Tax systems are typically too complex to be captured by one single model. They are also too labile to last in an unchanged form until research project produces deliverables. Thus, any efforts in that field need to be general enough to retain applicability despite the tax system change, but also specific
enough to be policy relevant at all. The DSGE “machinery” combined with microeconometrics – as employed in this project – permits to answer three types of questions, thus the project and deliverables are organized along three themes.

Theme 1. The role of tax compliance in firm performance and survival.

From a firm perspective tax is a cost and thus – if of optimized – may actually be a source of a comparative advantage. Effective income tax rates differ considerably across industries and across different forms of ownership, but it is not guaranteed ex ante that indeed the performance of the firm depends on them. Using an adequate empirical strategy we will inquire the causal effect of taxes on firm survival and performance.

Theme 2. Optimality of tax rates if firms are heterogeneous.

It is evident that depending on sector (as well as potentially other characteristics) the effective tax rates may differ, especially the consumption tax (VAT). If indeed the distribution of effective tax rates is bimodal, the findings from an analysis with homogenous firms deliver misleading implications. Namely, theoretically it may be possible that for all types of firms the slope of the Laffer curve is still positive but the average is already beyond the
maximum point. It remains an open question if empirically indeed that is the truth. Hence, the purpose of this theme is to extend the standard framework to comprise sector heterogeneity.

Theme 3. Implicit tax avoidance.

Tax avoidance is hard to capture – if at all, it is best measured at microeconomic level. However, if taxes are considered wedges, one could also consider tax avoidance as an additional (positive or negative) wedge.
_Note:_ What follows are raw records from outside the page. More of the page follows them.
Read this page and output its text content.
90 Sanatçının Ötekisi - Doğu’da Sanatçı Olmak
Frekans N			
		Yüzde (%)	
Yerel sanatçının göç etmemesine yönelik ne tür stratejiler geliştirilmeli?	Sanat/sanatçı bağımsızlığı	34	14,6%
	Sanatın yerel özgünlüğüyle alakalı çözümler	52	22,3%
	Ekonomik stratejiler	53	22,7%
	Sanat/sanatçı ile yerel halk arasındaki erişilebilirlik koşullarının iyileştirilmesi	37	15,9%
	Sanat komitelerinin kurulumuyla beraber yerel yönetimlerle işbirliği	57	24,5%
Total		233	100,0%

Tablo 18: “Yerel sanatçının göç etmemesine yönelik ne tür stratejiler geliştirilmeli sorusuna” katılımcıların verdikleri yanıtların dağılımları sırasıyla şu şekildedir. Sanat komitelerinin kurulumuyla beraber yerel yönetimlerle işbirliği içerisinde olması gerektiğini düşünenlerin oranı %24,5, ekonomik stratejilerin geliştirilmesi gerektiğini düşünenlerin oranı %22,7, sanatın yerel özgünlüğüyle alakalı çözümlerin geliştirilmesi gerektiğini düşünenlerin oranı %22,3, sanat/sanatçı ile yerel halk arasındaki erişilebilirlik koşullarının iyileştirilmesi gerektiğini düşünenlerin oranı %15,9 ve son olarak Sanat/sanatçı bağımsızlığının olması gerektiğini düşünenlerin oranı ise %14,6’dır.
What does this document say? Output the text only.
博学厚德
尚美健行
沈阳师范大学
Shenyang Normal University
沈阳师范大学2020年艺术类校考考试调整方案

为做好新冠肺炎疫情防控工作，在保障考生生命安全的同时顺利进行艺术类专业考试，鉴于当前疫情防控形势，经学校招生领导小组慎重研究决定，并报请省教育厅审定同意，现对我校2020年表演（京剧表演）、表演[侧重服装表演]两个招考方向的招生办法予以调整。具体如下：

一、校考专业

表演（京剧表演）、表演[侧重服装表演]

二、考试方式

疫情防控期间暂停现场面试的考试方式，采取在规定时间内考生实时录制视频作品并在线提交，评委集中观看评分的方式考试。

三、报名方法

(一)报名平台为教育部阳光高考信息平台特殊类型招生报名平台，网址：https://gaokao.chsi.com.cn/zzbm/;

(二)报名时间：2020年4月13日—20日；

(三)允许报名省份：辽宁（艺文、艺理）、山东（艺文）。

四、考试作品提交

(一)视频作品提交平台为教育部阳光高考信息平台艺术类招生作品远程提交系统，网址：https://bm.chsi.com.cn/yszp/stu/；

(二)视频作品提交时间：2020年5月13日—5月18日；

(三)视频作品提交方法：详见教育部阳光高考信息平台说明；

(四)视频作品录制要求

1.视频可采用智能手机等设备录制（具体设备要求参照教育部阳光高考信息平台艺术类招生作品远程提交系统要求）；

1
This reformulation – to the best of our knowledge the first in the literature – allows to “measure” tax avoidance from the macroeconomic perspective as well. This approach permits also ex ante evaluations of the changes in nominal tax rates.

This research is innovative from both modeling and econometric perspective. Although the question concerning the optimality of taxation is already 50 years old, the real-world applications are scarce, almost inexistent in the case of CEECs and transforming economies. We thus contribute to the science by developing new frameworks and to the society by providing insights into some extremely policy relevant questions.